「健康経営銘柄2022」の申請受付が8月末日に開始されました。健康経営銘柄とは、経済産業省が東京証券取引所と共同で、従業員等の健康管理を経営的な視点で考え、戦略的に取り組む上場企業を選定するもの。1業種1社の選定が基本とされており、昨年の「健康経営銘柄2021」では、48社が選定されました。

 2015年に始まった「健康経営銘柄」は、今年で8回目。選定には「健康経営度調査」に回答することが求められますが、その回答法人数は、年々着実に上昇しています。2015年は493社、2016年は573社、2017年は726社、2018年は1239社、2019年は1800社、2020年は2328社、そして昨年は2523社。

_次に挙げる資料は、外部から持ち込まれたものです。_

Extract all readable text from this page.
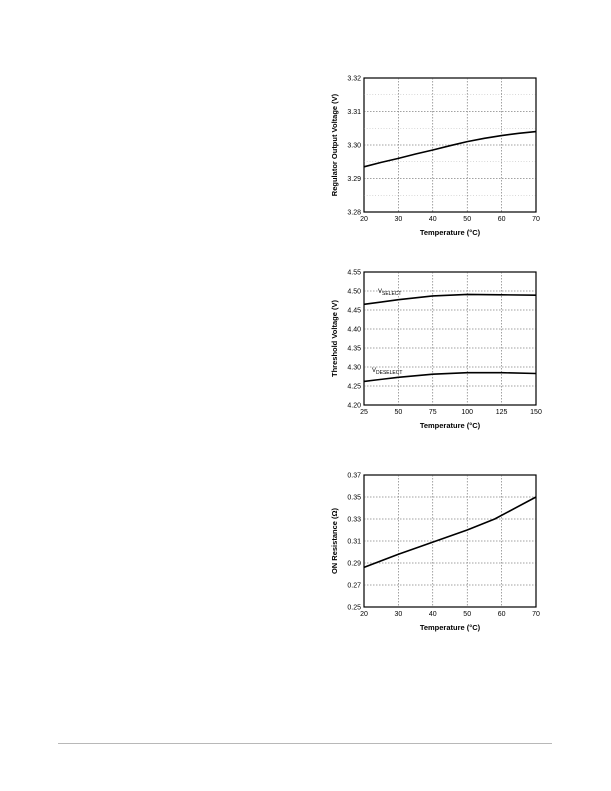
20	30	40	50	60	70
3.28
3.29
3.30
3.31
3.32
Temperature (°C)
Regulator Output Voltage (V)
25	50	75	100	125	150
4.20
4.25
4.30
4.35
4.40
4.45
4.50
4.55
$V_{SELECT}$
$V_{DESELECT}$
Temperature (°C)
Threshold Voltage (V)
20	30	40	50	60	70
0.25
0.27
0.29
0.31
0.33
0.35
0.37
Temperature (°C)
ON Resistance (Ω)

この勢いだと、今年の調査には3000社に迫る法人からの回答があるかもしれません。

 この数字にも見られるように、健康経営は年々注目されています。日経平均株価を構成する225銘柄のうち8割を超える企業が健康経営度調査に回答するなど、多くの企業が経営戦略の1つとして健康経営を推進しているのが実態です。一方で、健康管理を経営課題として捉え、その実践を図ることで従業員の健康の維持・増進と企業の生産性向上を目指すのが健康経営ですが、効果が見えにくいという声も聞かれます。

 その効果を実感するためにも、「健康経営銘柄」は威力を発揮します。メディアが取り上げるようになれば、イメージアップに当然つながります。ある企業では、その効果が広告換算で3~5億円になったといもいいます。もちろん従業員や家族、取引先にもいいイメージを与えるのは間違いないでしょう。

 加えて、いい人材の採用にも直結します。一時、「ブラック企業」という言葉が頻繁に誌面などを賑やかしましたが、就業先における働き方は、就活生にとっては最も関心があるところ。健康経営に真摯に取り組む企業であれば、ブラック企業とはかけ離れていることをアピールできるはずです。

 新型コロナウイルス感染症の襲来により、「働く環境」が大きく変わり、ストレスから不調を訴える向きも少なくありません。また、コロナという見えない敵が身近なものとなり、多くの人々が健康というものを意識するようになりました。健康経営は、「やった方がいい」取り組みから「やるべき」取り組みになったと言えます。